Canada’s latest GDP numbers will be released later this week and, to no one’s surprise, the country’s housing market will likely have an impact on the results.

While a trend of slowly rising home sales could add to growth, a relatively cool home building sector could put a damper on things, according to the latest report from TD Economics.

“Residential construction will exert a drag on growth following a deceleration in housing starts…[providing] another headwind to GDP,” writes the TD team.

TD is predicting GDP growth of 0 percent for August, following a 1.3 percent increase in the first quarter of 2018.

Earlier this year, Capital Economics chief North American economist Paul Ashworth predicted that the housing market’s lacklustre contribution to the economy would continue well into 2019.

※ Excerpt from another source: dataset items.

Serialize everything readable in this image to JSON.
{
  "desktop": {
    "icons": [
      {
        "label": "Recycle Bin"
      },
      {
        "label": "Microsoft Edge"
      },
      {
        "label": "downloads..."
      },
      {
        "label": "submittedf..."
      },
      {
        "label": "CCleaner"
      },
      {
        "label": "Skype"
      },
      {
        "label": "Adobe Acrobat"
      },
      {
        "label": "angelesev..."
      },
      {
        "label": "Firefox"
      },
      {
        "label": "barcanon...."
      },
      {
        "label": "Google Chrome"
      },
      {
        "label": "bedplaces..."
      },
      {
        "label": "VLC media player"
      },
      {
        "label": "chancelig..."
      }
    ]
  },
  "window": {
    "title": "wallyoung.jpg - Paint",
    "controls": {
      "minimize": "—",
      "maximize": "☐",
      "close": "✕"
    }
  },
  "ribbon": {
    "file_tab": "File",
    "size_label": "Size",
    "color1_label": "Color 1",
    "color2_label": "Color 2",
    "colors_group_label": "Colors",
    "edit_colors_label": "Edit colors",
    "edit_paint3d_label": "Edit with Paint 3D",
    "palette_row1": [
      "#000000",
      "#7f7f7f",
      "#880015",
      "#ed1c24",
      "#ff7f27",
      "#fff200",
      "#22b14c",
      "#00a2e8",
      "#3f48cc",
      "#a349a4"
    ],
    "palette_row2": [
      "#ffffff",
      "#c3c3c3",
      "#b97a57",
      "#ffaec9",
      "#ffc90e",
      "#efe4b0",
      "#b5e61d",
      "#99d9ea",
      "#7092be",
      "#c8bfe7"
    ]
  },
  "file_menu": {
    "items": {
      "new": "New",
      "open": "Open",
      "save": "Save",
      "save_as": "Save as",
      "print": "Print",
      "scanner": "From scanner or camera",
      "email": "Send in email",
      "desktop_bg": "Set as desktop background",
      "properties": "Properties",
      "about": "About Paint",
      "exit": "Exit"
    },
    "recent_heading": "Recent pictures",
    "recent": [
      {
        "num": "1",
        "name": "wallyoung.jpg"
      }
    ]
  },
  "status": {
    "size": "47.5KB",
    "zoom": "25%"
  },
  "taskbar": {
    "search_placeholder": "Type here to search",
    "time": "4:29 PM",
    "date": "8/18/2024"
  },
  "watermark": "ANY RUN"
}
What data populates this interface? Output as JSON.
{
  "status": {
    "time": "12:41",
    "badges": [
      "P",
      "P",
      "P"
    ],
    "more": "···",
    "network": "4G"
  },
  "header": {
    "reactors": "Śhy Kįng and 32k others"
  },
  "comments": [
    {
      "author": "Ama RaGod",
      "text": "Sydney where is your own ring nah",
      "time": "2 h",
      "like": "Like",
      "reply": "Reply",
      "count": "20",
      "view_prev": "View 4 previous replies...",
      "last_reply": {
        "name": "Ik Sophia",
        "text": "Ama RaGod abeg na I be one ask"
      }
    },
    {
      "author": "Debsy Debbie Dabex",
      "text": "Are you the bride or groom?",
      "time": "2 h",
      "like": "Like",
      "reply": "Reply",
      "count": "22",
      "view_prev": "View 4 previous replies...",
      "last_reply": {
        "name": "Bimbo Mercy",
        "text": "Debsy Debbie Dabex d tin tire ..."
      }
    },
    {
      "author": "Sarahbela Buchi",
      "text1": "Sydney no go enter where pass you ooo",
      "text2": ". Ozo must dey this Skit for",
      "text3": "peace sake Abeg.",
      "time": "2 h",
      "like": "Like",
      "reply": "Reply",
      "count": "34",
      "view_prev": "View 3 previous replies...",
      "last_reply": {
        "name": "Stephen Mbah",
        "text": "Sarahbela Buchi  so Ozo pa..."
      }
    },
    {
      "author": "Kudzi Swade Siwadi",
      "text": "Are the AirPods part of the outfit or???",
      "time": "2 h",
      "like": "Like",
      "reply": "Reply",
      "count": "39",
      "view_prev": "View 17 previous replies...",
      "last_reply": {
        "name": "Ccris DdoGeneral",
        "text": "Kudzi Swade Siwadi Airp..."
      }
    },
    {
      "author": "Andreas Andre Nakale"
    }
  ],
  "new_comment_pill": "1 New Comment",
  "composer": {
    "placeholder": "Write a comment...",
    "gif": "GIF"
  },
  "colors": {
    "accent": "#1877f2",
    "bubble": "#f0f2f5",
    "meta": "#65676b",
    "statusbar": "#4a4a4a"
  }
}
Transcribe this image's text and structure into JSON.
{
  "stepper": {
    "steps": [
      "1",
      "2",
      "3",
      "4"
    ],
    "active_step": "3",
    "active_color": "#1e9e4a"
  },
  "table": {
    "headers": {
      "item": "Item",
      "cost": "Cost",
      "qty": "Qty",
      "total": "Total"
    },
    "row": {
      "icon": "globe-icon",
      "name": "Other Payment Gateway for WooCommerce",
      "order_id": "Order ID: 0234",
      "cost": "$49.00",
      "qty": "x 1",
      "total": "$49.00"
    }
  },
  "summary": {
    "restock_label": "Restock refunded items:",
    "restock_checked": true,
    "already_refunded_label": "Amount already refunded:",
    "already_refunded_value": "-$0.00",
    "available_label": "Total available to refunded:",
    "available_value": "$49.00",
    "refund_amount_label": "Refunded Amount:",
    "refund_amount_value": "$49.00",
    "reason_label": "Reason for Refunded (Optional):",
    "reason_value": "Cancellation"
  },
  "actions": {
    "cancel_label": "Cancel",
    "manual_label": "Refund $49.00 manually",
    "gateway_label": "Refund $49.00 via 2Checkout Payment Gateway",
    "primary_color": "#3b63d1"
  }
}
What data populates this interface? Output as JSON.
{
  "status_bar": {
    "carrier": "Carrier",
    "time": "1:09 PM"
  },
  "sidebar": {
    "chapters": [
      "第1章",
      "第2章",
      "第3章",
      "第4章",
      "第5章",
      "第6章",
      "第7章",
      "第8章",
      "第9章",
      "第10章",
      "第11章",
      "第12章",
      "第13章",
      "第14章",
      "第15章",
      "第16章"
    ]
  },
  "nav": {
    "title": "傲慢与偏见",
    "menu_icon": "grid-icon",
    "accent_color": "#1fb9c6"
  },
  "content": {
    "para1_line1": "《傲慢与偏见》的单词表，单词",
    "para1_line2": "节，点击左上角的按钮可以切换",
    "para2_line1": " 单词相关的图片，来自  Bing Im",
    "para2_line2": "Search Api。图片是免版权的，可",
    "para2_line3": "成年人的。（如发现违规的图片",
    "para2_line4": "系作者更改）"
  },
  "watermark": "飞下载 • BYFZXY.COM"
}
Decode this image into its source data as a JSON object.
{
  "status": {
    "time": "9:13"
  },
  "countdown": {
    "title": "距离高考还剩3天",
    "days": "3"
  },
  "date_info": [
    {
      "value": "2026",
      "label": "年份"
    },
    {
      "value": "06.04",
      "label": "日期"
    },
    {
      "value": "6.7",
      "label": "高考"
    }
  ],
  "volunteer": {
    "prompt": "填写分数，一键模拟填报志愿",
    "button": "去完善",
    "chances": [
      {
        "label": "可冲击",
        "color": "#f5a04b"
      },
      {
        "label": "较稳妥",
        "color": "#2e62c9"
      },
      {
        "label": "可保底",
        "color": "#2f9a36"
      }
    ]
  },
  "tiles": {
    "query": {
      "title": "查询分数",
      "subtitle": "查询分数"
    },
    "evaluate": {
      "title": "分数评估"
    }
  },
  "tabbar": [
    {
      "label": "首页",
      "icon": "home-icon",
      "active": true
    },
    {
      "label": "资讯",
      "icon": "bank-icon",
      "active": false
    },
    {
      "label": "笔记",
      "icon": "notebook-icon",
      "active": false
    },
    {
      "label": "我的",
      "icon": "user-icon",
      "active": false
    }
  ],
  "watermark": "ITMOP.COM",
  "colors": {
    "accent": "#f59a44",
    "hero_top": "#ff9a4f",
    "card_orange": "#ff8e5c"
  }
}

“We expect economic growth to slow to 1.7 percent this year and only 1.3 percent in 2019, as the housing downturn continues to weigh on consumption and residential investment,” he wrote.

While slowing home sales could weigh on the economy, Ashworth also predicts that house prices will erode in the coming year.

“For the time being, house prices have merely stagnated rather than collapsing, but that is probably only a matter of time,” he wrote. “Even without a decline in house prices, which would weigh on consumption via the negative wealth effect, we anticipate a sizeable contraction in residential investment over the next few years.”

Of course, the most recent change that could affect both the housing market and the economy is the Bank of Canada’s decision to hike the overnight rate to 1.75 percent last week. Higher interest rates lead to higher mortgage rates, which could discourage some would-be homeowners from entering the market in 2019.

TD notes that it seems likely that the Bank will continue to hike rates at a faster rate heading into the new year.

“In its relatively hawkish statement, most notable was the removal of its reference to ‘gradual’ in its tightening approach, with the emphasis now on its path forward to a neutral rate, seen as sitting in the 2.50 percent to 3.50 percent range,” writes the TD team.